My sisters go over to him less and less now considering that his delusions are becoming more and more extreme. I sit and look out the window and think about him and wonder if he is okay. Sometimes I hate myself because I know he’s alone and he’s sick with no one to care for him. I just wish deep down he would get the help he needs, but there’s nothing no one can do but wait. Wait for an absolution to come and make everything seem clear, but it’s been two years and I’m still waiting.
Sometimes I look back at my life as a child and remember when the man I once knew would play all the games with me and my sisters. How we would laugh and how my dad was the perfect play mate when growing up. He made our childhood fun and exciting with adventure.

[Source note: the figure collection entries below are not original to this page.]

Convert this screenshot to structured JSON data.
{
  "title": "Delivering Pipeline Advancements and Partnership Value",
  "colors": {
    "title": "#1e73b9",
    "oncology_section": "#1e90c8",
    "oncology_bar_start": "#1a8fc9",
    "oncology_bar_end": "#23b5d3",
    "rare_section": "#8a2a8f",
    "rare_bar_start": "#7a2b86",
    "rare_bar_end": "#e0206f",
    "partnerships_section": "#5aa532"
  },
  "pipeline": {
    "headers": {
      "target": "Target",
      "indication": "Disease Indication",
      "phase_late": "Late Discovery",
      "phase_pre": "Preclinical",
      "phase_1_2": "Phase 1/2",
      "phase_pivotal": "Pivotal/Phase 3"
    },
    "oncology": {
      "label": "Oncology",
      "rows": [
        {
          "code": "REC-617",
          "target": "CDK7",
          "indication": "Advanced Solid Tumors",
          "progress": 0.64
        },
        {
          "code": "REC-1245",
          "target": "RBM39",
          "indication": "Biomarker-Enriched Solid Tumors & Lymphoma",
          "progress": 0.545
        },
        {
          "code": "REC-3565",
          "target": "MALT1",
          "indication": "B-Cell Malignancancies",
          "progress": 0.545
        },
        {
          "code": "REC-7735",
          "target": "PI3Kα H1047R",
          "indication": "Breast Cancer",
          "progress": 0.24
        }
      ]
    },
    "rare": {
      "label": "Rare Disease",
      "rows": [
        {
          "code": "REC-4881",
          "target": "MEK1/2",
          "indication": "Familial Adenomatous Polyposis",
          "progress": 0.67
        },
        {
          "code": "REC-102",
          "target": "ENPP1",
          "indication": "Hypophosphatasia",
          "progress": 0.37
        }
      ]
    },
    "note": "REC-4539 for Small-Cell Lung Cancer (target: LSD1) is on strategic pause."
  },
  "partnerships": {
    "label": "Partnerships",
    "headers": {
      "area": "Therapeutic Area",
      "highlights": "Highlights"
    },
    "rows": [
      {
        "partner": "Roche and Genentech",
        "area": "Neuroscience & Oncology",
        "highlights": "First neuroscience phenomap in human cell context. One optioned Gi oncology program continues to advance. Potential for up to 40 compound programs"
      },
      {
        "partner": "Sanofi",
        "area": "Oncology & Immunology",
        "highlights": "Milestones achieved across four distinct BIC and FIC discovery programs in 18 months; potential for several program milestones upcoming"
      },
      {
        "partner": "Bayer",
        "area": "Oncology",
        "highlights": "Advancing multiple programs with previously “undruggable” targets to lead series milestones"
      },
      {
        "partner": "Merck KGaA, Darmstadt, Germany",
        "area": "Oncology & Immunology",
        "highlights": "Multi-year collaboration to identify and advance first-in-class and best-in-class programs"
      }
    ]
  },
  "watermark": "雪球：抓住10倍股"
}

But that part is gone now and I am left with memories of what I knew before. I am left with the shaking idea that my dad died a long time ago, but his body still walks the Earth with a different brain operating it. I look at him and wonder what happened to the dad I knew long ago and realize he’s been gone for awhile, I’m just starting to notice his disappearance.
Every day I act fine and happy because two years later the pain has become bearable. But some days I really miss him and I miss everything about him, even when he was being difficult when I was a child. I catch myself dwelling over it and realize there is nothing I can do but live and try to be a better person.
I know this article sounds like I am begging for sympathy, but I’m really not looking for it. I’ve learned in life to get over my own problems, I have to write them out. Lately I’ve been missing him and I feel that’s why I have writers block. I am hoping that writing this I can move on and try to be okay, but lately I’ve been having some bad days. Bad days because I really want to speak to him again, but I know I can’t. I hope everyone out there who has a parent knows to never let them go and to always stay in touch, even if you and your parent fight sometimes, it’s okay, it’s normal. When they’re gone for good, it really affects you whether you like to admit it or not. I hope you never have to feel like that. But tomorrow is another day and I know I will be okay, life throws us a hard ball sometimes and we just have to roll along with the punches. Sometimes it’s nice to write about those punches that hit you hard, to talk it out, and to move past them.
Dad,
Just know I miss you. I need you. I love you.